La première se trouve dans la base de Tze’élim, dans le Néguev. Sa création fait suite aux enseignements tirés de l’opération « Shalom HaGalil » (6 juin – 31 août 1982). Lors de leur entrée au Liban, les forces israéliennes, pourtant dotées d’un équipement sophistiqué, ne surent comment réagir quand l’OLP se replia dans des zones urbaines fortement peuplées. Faire intervenir l’infanterie se révéla vite coûteux en hommes et désastreux sur la scène diplomatique. Les responsables comprirent alors qu’il fallait s’entraîner au combat urbain, mais sans trop savoir comment. Onze ans plus tard, en octobre 1993, les Américains se trouvèrent confrontés au même problème lors de leur entrée à Mogadishu. Tirant les conclusions de différentes interventions (en Somalie, en Bosnie, à Sarajevo, à Panama City, Port-au-Prince ou à Mogadishu), leurs responsables ont conclu que l’impréparation aux combats urbains se payait très cher, autant humainement que politiquement. Leurs stratèges réalisèrent alors l’urgence de relever ce nouveau défi, et en 1997 le Congrès américain affecta 13 millions de dollars à la construction d’un site reproduisant l’environnement d’une ville. Celui-ci, érigé sur une dizaine d’hectares près de Fort Knox, entra en activité en 2000. S’inspirant de l’exemple américain, les Israéliens construisirent en 2005 dans le désert du Néguev ‒ avec l’aide des États-Unis ‒ un centre de formation à la guerre urbaine à la base militaire de Tze’elim, d’un coût de 45 millions de dollars. Surnommé « Baladia » (qui signifie « ville » en arabe), il s’étend sur 8 km2 et vise à enseigner aux soldats les techniques de guerre urbaine. Il consiste en une imitation d’une ville de style moyen-oriental avec plusieurs bâtiments à plusieurs étages. Il a été utilisé pour former diverses organisations militaires, y compris l’armée américaine et les forces de maintien de la paix de l’ONU.
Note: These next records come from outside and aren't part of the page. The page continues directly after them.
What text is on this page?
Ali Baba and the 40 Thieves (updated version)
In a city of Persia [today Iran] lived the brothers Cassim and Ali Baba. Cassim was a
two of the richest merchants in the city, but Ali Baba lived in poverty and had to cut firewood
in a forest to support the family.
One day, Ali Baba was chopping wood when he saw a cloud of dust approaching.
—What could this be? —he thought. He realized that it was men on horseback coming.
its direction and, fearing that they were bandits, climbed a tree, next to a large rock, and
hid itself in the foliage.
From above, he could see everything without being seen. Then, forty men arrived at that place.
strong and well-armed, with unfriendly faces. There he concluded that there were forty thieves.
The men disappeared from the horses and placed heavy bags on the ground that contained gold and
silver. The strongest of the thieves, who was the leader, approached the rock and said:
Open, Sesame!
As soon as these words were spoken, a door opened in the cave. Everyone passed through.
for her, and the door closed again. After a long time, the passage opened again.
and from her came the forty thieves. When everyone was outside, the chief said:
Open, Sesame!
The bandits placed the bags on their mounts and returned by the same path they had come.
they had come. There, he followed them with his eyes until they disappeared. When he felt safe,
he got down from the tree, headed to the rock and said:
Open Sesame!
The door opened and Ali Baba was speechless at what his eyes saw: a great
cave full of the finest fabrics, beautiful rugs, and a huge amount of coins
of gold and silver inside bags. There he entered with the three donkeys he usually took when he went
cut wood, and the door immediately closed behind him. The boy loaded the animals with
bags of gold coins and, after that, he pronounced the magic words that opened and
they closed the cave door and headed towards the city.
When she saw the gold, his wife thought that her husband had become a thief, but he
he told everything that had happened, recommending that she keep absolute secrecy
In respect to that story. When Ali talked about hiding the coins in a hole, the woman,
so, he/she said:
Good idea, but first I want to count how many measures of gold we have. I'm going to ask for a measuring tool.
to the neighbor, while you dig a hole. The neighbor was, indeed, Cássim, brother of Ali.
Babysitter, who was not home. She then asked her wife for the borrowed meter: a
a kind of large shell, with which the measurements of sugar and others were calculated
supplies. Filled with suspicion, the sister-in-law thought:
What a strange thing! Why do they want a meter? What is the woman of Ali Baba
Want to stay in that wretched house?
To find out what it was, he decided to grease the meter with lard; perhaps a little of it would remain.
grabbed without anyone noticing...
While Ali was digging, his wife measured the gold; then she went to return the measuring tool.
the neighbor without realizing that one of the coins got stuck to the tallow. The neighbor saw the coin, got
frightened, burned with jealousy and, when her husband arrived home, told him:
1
Le second centre d’entraînement à la guerre urbaine se trouve au nord Israël, en Galilée, sur la base d’Eliakim. Construit en 2010, il reproduit l’environnement urbain d’un village libanais, plus étendu que ceux de Gaza. Le gouvernement israélien en a décidé la construction après qu’une commission d’enquête a conclu que l’armée avait été mal préparée à la Seconde guerre du Liban (2006), qui éclata après que le Hezbollah mène une attaque transfrontalière et capturé deux soldats israéliens. De nombreux responsables de l’armée reconnurent alors qu’ils avaient sous-estimé les capacités du Hezbollah. Ce conflit dura 24 jours, et causa 1200 pertes civiles au Liban. Douze ans après, en 2018, les nouvelles tensions avec cette même entité, installée à proximité de la frontière libanaise, justifient ce nouvel investissement, comme l’explique le colonel Kobi Valer, commandant de la base militaire Eliakim : « Nous essayons de placer les commandants et les soldats dans un environnement qui ressemble à la vraie guerre afin qu’ils puissent avoir le sentiment, quand ils iront au combat, d’être dans l’action comme s’ils l’avaient été auparavant. Tel est le but de la formation − se préparer à la réalité. »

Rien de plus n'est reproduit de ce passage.